The suggestion that Russia could attack a NATO member state in the next few years is unreasonable, the secretary general of the military bloc, Jens Stoltenberg, has claimed. He was speaking during a joint press conference with Finnish President Alexander Stubb on Thursday.
The two officials were asked to comment on claims made by a number of high-ranking military commanders from countries such as Norway and the Baltic States, that Russia intends to launch an assault on a NATO member state within the next two or three years.
Stoltenberg said the bloc does not see any “imminent military threat” to any of its nations, noting that Russia was “more than preoccupied with the war in Ukraine.”
He claimed that Russia had already moved some of its forces from the vicinity of Finland and other Nordic countries down to Ukraine, and argued that even when the fighting ends in Ukraine, it would still take Moscow some time to rebuild its strength.
Even when it does, Stoltenberg argued that it is unreasonable to assume that Russia would launch an assault on the bloc “because NATO is 50% of the world’s military might.
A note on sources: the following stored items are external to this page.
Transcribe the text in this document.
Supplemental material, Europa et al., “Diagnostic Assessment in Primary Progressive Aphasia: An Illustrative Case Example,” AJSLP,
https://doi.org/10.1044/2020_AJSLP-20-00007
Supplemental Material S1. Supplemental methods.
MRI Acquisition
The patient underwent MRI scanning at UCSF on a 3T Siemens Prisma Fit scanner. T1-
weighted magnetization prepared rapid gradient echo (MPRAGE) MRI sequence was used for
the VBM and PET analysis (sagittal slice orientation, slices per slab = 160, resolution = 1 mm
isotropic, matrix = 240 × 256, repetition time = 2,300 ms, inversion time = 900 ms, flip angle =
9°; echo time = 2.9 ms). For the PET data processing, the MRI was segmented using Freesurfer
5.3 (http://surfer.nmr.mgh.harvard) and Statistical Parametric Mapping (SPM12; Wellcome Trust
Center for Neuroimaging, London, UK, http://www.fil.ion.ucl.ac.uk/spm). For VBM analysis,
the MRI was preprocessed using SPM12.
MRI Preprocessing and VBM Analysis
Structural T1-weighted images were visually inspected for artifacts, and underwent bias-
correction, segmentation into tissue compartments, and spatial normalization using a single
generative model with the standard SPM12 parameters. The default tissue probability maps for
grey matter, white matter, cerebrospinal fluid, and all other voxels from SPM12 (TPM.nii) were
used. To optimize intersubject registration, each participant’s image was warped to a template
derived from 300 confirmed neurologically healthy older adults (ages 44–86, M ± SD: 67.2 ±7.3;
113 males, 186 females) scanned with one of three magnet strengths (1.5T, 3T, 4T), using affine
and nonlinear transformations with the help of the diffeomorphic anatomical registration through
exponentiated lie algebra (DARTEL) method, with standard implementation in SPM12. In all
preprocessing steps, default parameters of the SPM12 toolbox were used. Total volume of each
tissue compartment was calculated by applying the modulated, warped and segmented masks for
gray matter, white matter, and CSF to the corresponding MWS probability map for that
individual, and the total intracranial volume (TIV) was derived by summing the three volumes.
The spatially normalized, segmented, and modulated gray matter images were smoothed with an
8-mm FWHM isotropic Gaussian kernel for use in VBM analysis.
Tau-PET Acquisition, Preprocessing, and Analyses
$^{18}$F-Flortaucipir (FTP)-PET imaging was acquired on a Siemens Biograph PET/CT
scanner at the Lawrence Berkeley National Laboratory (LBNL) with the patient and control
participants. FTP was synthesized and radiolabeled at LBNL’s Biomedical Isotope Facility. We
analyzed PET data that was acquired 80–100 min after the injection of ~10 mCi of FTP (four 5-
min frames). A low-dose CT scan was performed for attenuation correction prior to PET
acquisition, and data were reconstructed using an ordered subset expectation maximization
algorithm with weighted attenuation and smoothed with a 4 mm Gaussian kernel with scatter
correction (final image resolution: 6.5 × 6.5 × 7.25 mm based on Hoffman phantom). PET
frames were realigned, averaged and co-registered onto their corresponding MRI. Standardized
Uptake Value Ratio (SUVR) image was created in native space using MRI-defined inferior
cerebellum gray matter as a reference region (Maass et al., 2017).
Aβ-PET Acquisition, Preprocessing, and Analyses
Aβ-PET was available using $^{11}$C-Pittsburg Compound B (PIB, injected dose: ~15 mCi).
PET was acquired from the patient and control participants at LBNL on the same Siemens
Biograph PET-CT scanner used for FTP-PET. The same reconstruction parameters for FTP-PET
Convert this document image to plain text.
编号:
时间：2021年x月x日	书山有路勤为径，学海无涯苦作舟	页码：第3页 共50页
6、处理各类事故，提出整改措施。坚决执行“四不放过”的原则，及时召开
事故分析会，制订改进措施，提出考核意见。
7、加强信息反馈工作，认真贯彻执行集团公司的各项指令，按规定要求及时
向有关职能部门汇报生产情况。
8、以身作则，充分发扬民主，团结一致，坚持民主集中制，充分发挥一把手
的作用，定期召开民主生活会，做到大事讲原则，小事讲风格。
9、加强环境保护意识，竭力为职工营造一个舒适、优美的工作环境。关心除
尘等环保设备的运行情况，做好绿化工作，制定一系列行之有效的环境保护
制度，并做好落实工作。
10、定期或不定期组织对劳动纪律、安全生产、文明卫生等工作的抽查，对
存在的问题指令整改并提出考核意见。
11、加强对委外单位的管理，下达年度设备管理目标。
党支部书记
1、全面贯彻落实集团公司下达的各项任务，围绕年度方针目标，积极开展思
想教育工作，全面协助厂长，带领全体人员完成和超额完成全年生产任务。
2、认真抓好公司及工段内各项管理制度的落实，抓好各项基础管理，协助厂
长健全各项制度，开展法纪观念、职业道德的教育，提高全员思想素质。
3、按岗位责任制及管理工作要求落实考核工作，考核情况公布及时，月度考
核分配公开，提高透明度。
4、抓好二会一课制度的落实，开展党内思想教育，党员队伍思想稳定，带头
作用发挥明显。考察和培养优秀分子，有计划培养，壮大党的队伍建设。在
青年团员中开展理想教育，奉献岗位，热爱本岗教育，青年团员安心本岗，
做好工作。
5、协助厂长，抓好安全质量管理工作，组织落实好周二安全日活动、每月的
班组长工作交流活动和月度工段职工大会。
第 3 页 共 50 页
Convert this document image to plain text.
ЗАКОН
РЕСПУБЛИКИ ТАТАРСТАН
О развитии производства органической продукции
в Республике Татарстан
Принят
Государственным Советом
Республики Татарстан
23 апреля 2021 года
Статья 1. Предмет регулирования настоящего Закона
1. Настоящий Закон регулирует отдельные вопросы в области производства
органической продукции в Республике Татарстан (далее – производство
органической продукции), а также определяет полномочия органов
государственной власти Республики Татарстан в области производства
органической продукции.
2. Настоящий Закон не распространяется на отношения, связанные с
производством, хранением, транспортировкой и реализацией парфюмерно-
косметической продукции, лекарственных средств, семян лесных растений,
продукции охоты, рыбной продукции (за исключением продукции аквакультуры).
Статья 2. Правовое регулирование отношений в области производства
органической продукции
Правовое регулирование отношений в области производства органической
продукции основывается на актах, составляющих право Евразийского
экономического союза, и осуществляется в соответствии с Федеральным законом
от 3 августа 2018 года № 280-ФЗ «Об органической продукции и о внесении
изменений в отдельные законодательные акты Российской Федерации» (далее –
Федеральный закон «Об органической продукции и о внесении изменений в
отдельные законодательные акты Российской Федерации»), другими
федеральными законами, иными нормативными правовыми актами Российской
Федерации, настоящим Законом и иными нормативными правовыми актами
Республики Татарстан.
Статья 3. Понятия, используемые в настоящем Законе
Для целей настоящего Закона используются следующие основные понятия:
NATO is the strongest alliance, military power in the world.”
“This idea that there is a kind of a countdown to the next war is wrong. We are there to prevent that from happening,” he said.
Stubb agreed and said he would like to “mitigate the rhetoric that we quite often see in today’s world.” He said that deviating from its current military campaign in Ukraine to attack a NATO member state would be too costly for Russia.
“The whole idea that a country like Russia would somehow attack or intimidate the biggest military alliance in the world, I simply find rather implausible,” the Finnish president said, adding that, with all its operational plannings “based on realities,” the bloc does not see such a scenario “in the cards.”
Earlier, speaking to the heads of major international news agencies on the sidelines of the St. Petersburg International Economic Forum (SPIEF), Russian President Vladimir Putin also dismissed claims that Moscow was preparing an attack on NATO.
The Russian president described the idea as “bulls**t,” suggesting that those peddling the theory had gone “completely insane” and were “thick as a plank.” He argued that such rhetoric is solely intended to maintain the West’s global hegemony through fear and be used as an excuse to procure more weapons and send them to Ukraine.